Le lun. 25 févr. 2019 à 12:09, Milosz Wasilewski <milosz.wasilewski@linaro.org> a écrit :
On Mon, 25 Feb 2019 at 10:57, Remi Duraffort <remi.duraffort@linaro.org> wrote:
>
> Hello Milosz,
>
> Le dim. 24 févr. 2019 à 11:43, Milosz Wasilewski <milosz.wasilewski@linaro.org> a écrit :
>>
>> On Tue, 19 Feb 2019 at 10:10, Remi Duraffort <remi.duraffort@linaro.org> wrote:
>> >
>> > Hello Milosz,
>> >
>> > I've been also playing with LAVA docker containers and docker-compose. I now provide a docker-compose.yaml file and some configuration files for lava-server at http://git.lavasoftware.org/lava/pkg/docker-compose/
>> > This docker-compose files allows to run lava server services with each services running in is own container.
>>
>> what is the difference between lava-server and lava-master in your
>> example? Also why apache2 container uses LAVA image not httpd image?
>
>
> lava-server is the gunicorn process serving the html pages
> lava-master is the scheduler and master process (master as in master <-> slave)
>
> apache2 is serving static files (lava css, js, ...) that are coming from the lava-server image. Maybe there is a better way?

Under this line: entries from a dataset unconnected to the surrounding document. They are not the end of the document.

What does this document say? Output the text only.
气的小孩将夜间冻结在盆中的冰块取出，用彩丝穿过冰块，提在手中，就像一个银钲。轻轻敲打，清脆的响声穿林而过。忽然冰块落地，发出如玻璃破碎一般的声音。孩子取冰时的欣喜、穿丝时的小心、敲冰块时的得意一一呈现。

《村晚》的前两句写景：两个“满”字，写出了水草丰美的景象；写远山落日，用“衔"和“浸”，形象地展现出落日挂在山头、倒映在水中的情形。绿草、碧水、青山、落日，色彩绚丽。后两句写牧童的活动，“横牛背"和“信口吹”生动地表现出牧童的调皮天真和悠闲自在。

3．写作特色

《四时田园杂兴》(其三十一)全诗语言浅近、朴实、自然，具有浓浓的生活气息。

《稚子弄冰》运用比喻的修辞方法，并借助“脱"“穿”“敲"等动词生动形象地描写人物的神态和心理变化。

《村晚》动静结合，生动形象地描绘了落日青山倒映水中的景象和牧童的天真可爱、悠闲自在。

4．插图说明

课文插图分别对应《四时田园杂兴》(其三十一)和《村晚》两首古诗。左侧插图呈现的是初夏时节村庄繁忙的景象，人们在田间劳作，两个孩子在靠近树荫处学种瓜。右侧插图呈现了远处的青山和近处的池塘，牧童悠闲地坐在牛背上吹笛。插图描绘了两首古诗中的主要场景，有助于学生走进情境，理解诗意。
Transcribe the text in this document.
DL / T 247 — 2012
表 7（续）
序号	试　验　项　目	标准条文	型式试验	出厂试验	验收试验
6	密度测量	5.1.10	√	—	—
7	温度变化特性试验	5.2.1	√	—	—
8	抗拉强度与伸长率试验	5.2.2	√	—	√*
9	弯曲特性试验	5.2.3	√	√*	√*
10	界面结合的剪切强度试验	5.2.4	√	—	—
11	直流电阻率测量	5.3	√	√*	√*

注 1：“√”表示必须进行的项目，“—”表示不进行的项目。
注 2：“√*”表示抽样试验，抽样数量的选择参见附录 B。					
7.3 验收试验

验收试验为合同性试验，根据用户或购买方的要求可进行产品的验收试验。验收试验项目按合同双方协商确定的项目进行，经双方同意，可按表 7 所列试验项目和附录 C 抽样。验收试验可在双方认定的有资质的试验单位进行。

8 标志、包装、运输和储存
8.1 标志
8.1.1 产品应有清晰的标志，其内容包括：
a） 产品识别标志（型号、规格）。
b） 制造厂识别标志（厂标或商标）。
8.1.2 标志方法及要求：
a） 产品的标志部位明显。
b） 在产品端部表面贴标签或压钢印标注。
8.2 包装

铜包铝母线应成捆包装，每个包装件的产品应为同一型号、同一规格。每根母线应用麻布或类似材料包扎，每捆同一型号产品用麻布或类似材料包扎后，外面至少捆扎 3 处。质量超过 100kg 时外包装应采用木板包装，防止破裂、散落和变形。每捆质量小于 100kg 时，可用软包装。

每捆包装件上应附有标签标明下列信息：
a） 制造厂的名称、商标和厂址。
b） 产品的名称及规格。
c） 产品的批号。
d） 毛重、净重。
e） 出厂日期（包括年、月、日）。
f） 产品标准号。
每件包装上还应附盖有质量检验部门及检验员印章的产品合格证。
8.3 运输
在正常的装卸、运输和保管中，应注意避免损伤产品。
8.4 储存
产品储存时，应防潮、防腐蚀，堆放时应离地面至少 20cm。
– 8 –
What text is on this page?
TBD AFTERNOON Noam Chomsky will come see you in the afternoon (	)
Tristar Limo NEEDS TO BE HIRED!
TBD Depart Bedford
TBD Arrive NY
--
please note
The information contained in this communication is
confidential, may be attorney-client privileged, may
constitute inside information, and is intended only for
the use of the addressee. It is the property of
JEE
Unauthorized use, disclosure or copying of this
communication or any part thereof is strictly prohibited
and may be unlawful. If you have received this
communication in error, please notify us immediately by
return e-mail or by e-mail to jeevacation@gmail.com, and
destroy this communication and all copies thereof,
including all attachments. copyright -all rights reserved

I have these 3 in single container. What is the benefit of separating
gunicorn from lava-master? Did you possibly try to have several of
gunicorn containers to balance the load?

In this docker-compose setup, every service is running in his own container.
The only benefits would be to have many gunicorn processes running in parallel for load balancing (and maybe HA). That's the next thing I wanted to evaluate.
 
I'm not sure if it's
(currently) possible to have more than one lava-master running.

Currently, only one lava-master, lava-logs and lava-publisher can run in parallel. But we had evaluated the possibility to have many lava-logs running because that *might* be a bottleneck on some really large labs.